Rita Teixeira da Costa (Cambridge)

The APDE seminar on Monday, 4/26, will be given by Rita Teixeira da Costa online via Zoom from 12.10pm to 1.00pm PT (note the time change). To participate, email Georgios Moschidis (gmoschidis@berkeley.edu) or Federico Pasqualotto (fpasqualotto@berkeley.edu).

Title: Oscillations in wave map systems and an application to General Relativity

Abstract: Due to their nonlinear nature, the Einstein equations are not closed under weak convergence. Compactness singulaties associated to highly oscillatory solutions may be identified with some non-trivial matter. In 1989, Burnett conjectured that, for vacuum sequences, this matter produced in the limit is captured by the Einstein-massless Vlasov model. 
In this talk, we give a proof of Burnett’s conjecture under some gauge and symmetry assumptions, improving previous work by Huneau—Luk from 2019. Our methods are more general, and apply to oscillating sequences of solutions to the wave maps equation in (1+2)-dimensions.
This is joint work with André Guerra (University of Oxford).

Namaluba Malawo (Purdue)

The APDE seminar on Monday, 4/19, will be given by Namaluba Malawo online via Zoom from 4:10 to 5:00pm. To participate, email Georgios Moschidis (gmoschidis@berkeley.edu) or Federico Pasqualotto (fpasqualotto@berkeley.edu).

Title: Resonances for thin barriers on the half-line.

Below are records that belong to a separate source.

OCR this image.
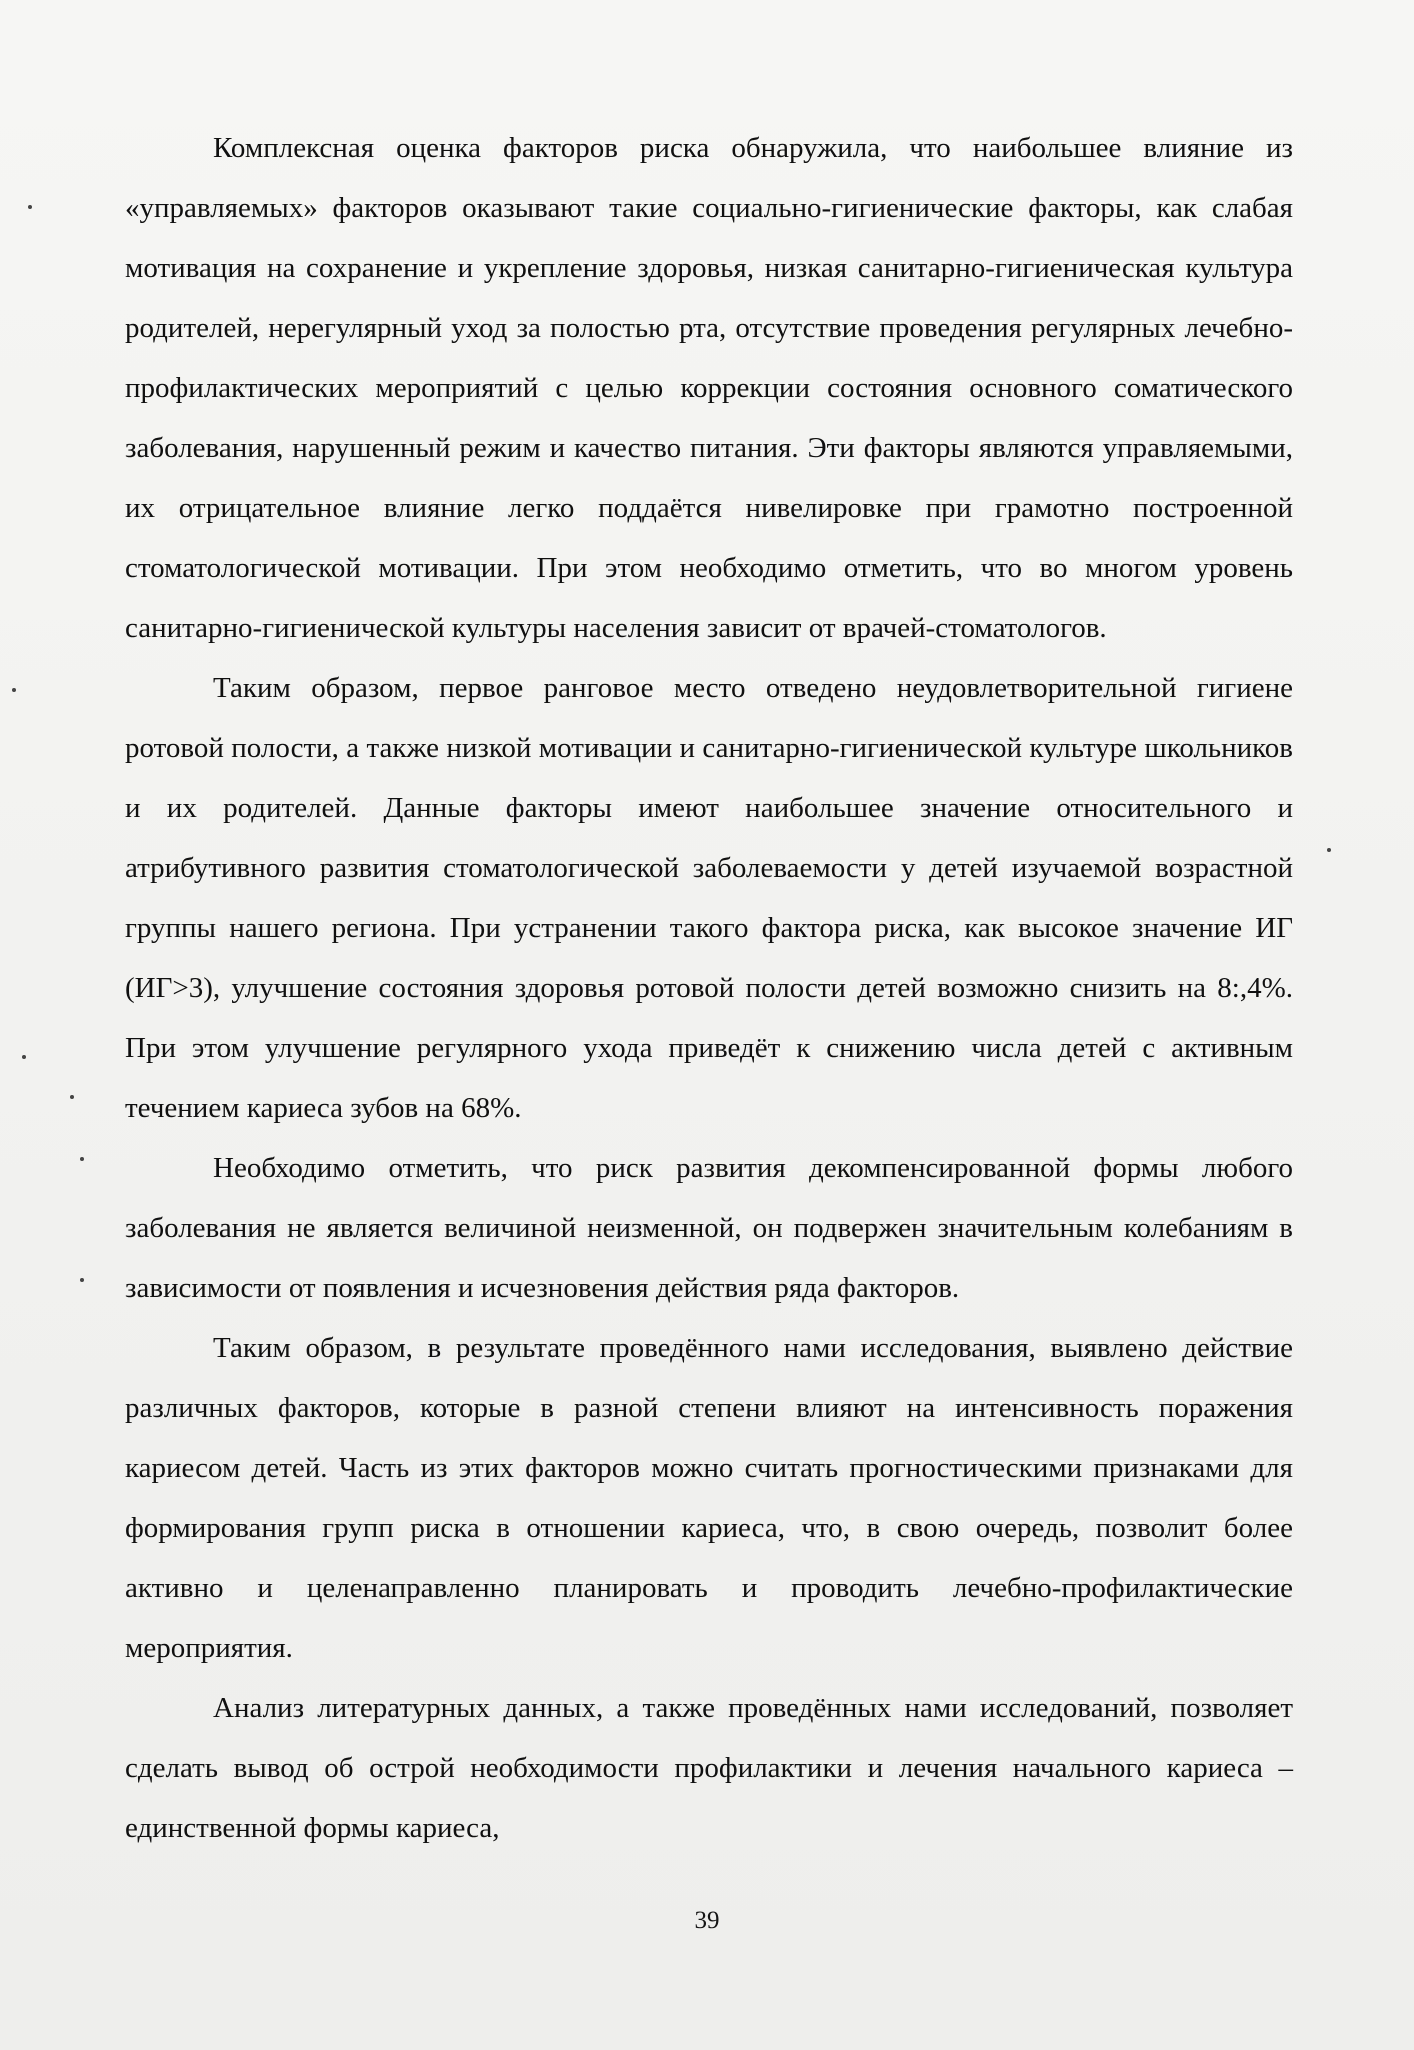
Комплексная оценка факторов риска обнаружила, что наибольшее влияние из «управляемых» факторов оказывают такие социально-гигиенические факторы, как слабая мотивация на сохранение и укрепление здоровья, низкая санитарно-гигиеническая культура родителей, нерегулярный уход за полостью рта, отсутствие проведения регулярных лечебно-профилактических мероприятий с целью коррекции состояния основного соматического заболевания, нарушенный режим и качество питания. Эти факторы являются управляемыми, их отрицательное влияние легко поддаётся нивелировке при грамотно построенной стоматологической мотивации. При этом необходимо отметить, что во многом уровень санитарно-гигиенической культуры населения зависит от врачей-стоматологов.

Таким образом, первое ранговое место отведено неудовлетворительной гигиене ротовой полости, а также низкой мотивации и санитарно-гигиенической культуре школьников и их родителей. Данные факторы имеют наибольшее значение относительного и атрибутивного развития стоматологической заболеваемости у детей изучаемой возрастной группы нашего региона. При устранении такого фактора риска, как высокое значение ИГ (ИГ>3), улучшение состояния здоровья ротовой полости детей возможно снизить на 8:,4%. При этом улучшение регулярного ухода приведёт к снижению числа детей с активным течением кариеса зубов на 68%.

Необходимо отметить, что риск развития декомпенсированной формы любого заболевания не является величиной неизменной, он подвержен значительным колебаниям в зависимости от появления и исчезновения действия ряда факторов.

Таким образом, в результате проведённого нами исследования, выявлено действие различных факторов, которые в разной степени влияют на интенсивность поражения кариесом детей. Часть из этих факторов можно считать прогностическими признаками для формирования групп риска в отношении кариеса, что, в свою очередь, позволит более активно и целенаправленно планировать и проводить лечебно-профилактические мероприятия.

Анализ литературных данных, а также проведённых нами исследований, позволяет сделать вывод об острой необходимости профилактики и лечения начального кариеса – единственной формы кариеса,

39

Abstract: The analysis of scattering by thin barriers is important for many physical problems, including quantum corrals. To model such a barrier, we use a delta function potential on the half-line. Our main results compute decay rates for particles confined by this barrier. The decay rates are given by imaginary parts of resonances. We show that they energy dependence of the decay rates is logarithmic when the barrier is weaker and polynomial when the barrier is stronger. To compute them, we derive a formula for resonances in terms of the Lambert W function and apply a series expansion. Joint work with Kiril Datchev.

Jeffrey Kuan (UC Berkeley)

The APDE seminar on Monday, 4/12, will be given by Jeffrey Kuan online via Zoom from 4:10 to 5:00pm. To participate, email Georgios Moschidis (gmoschidis@berkeley.edu) or Federico Pasqualotto (fpasqualotto@berkeley.edu).

Title: A stochastic fluid-structure interaction model given by a stochastic viscous wave equation

Abstract: We consider a stochastic fluid-structure interaction (FSI) model, given by a stochastic viscous wave equation perturbed by spacetime white noise. The wave equation part of the model describes the elastodynamics of a thin structure, such as an elastic membrane, while the viscous part, which is in the form of the Dirichlet-to-Neumann operator, describes the impact of a viscous, incompressible fluid in a two-way coupled fluid-structure interaction problem. The stochastic perturbation describes random deviations observed in real-life data. We prove that this stochastic viscous wave equation has a mild solution in dimension one, and also in dimension two, which is the physical dimension of the FSI problem (thin 2D membrane). This behavior contrasts that of the stochastic heat and the stochastic wave equations, which do not have function valued mild solutions in dimensions two and higher. This means that in the two dimensional model, unlike the heat and wave equations, dissipation due to fluid viscosity in the viscous wave equation, keeps the stochastically perturbed solution “in control”. We also consider Hölder continuity path properties of solutions and show that the solution is Hölder continuous up to Hölder exponent 1/2 in both space and time, after stochastic modification. This is joint work with Suncica Canic.